リスキリングを「推進している」または「推進予定」と回答した2558人に、リスキリングに取り組むメリットを尋ねたところ、最も多かったのは「業務の効率化・生産性の向上」(50.6%)だった。「従業員のモチベーションの向上」(48.0%)、「デジタル化への対応」(37.9%)が続いた。
リスキリングの取り組みとしては「資格取得支援」(48.0%)が最多で、「社外研修やワークショップへの参加を促進」(30.7%)と「時間休取得・時短勤務の推奨」(30.5%)が続いた。
リスキリングを「知らない」と回答した人を除く中小企業の経営者(5224人)に、自身のリスキリング状況について聞いたところ、「取り組んでいる」が38.4%、「取り組んでいない」が61.6%だった。
「自身がリスキリングに取り組んでいる」と回答した経営者を業種別に見ると、最も多かったのは「病院・医療機関・福祉業」(50.5%)、「教育関連業」(49.7%)が次点だった。

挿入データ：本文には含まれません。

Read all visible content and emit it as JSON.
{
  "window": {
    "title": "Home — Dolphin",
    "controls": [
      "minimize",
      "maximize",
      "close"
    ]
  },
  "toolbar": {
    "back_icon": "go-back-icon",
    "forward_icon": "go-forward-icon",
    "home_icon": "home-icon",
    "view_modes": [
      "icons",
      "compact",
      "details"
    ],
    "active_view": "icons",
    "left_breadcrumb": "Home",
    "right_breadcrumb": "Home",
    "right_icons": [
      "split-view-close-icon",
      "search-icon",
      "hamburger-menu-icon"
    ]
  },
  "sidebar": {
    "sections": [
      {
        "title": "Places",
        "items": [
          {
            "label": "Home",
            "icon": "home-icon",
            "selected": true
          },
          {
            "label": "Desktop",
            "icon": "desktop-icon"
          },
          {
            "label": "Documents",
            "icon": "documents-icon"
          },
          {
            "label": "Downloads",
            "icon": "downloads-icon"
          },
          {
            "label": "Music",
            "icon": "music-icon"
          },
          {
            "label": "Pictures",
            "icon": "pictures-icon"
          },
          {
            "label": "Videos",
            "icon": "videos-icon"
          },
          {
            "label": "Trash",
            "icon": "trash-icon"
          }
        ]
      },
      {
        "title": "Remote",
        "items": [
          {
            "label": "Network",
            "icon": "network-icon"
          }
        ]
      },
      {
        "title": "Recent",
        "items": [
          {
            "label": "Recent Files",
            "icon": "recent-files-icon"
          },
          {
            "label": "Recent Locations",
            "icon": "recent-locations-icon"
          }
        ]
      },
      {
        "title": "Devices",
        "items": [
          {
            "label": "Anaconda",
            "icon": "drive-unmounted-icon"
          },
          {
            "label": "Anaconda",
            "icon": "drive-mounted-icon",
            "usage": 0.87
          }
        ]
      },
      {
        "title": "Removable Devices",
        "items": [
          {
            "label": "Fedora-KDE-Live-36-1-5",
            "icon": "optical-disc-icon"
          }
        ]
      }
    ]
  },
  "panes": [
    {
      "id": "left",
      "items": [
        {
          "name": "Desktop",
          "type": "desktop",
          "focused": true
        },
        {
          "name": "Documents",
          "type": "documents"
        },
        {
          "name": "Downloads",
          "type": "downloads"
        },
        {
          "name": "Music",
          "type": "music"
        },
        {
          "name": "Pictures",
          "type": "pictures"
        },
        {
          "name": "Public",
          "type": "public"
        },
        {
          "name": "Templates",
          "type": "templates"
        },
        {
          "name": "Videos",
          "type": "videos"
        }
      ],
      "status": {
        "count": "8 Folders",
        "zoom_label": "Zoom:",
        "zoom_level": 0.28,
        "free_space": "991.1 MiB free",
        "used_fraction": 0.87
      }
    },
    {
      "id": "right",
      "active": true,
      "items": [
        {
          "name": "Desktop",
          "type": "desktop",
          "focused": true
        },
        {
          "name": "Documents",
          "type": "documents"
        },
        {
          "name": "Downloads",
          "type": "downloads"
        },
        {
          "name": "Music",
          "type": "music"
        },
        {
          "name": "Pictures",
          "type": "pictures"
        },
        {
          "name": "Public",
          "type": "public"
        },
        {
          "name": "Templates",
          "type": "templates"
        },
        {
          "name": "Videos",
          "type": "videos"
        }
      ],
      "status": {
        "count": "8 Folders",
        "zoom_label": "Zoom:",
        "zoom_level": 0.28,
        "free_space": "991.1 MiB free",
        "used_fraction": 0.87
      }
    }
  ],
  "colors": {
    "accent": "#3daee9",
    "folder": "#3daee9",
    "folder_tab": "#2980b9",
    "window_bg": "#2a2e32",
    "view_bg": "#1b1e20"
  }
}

中小企業に賃上げの“波”は来ない? 6割は「2024年度に予定なし」
同調査では、中小企業における賃上げの状況についても尋ねている。「2023年度に賃上げしたか」という設問に対して、「賃上げをしていない」と答えた企業が59.2%に上る一方、「5%以上賃上げをした」と言う回答は9.5%にとどまった。
「2024年度に賃上げを予定しているか」を聞いたところ、「予定している」と回答した企業は37.2%、「予定していない」と回答した企業は62.8%だった。
業種別に見た回答の割合は、次の通りだ。
賃上げを「予定している」と回答した2691人に、予定する賃上げ率を聞いたところ、最も多かったのは「2%以上3%未満」(23.9%)という回答で、「1%以上2%未満」(22.1%)という回答が続いた。「5%以上」との回答は20.2%にとどまった。
予定賃上げ率「5%以上」の回答率を業種別に見ると、下表の結果になった。
賃上げをする理由は、「従業員のモチベーション向上のため」が60.2%で最も多く、「従業員の生活を守るため」(50.9%)、「物価上昇へ対応するため」(46.0%)が続いた。
一方、賃上げを「予定していない」と回答した中小企業経営者4541人に理由を聞いたところ、「業績が改善する見通しがつかないため」(42.8%)が最多で、「価格転嫁が難しいため」(35.5%)、「人件費以外のコストが増加しているため」(29.7%)が続いた。
業種別に見ると、「価格転嫁が難しいため」との回答が最も多かったのは「製造業(食料・飲料・日用品・衣服)」(54.2%)だった。
「経営者報酬を上げる予定はあるか」との設問に対しては、「はい」が16.2%、「いいえ」が83.8%だった。
なお、同社は従業員1人以上300人未満の会社経営者(社長や会長、取締役)、および従業員のいる自営業者を中小企業経営者と定義している。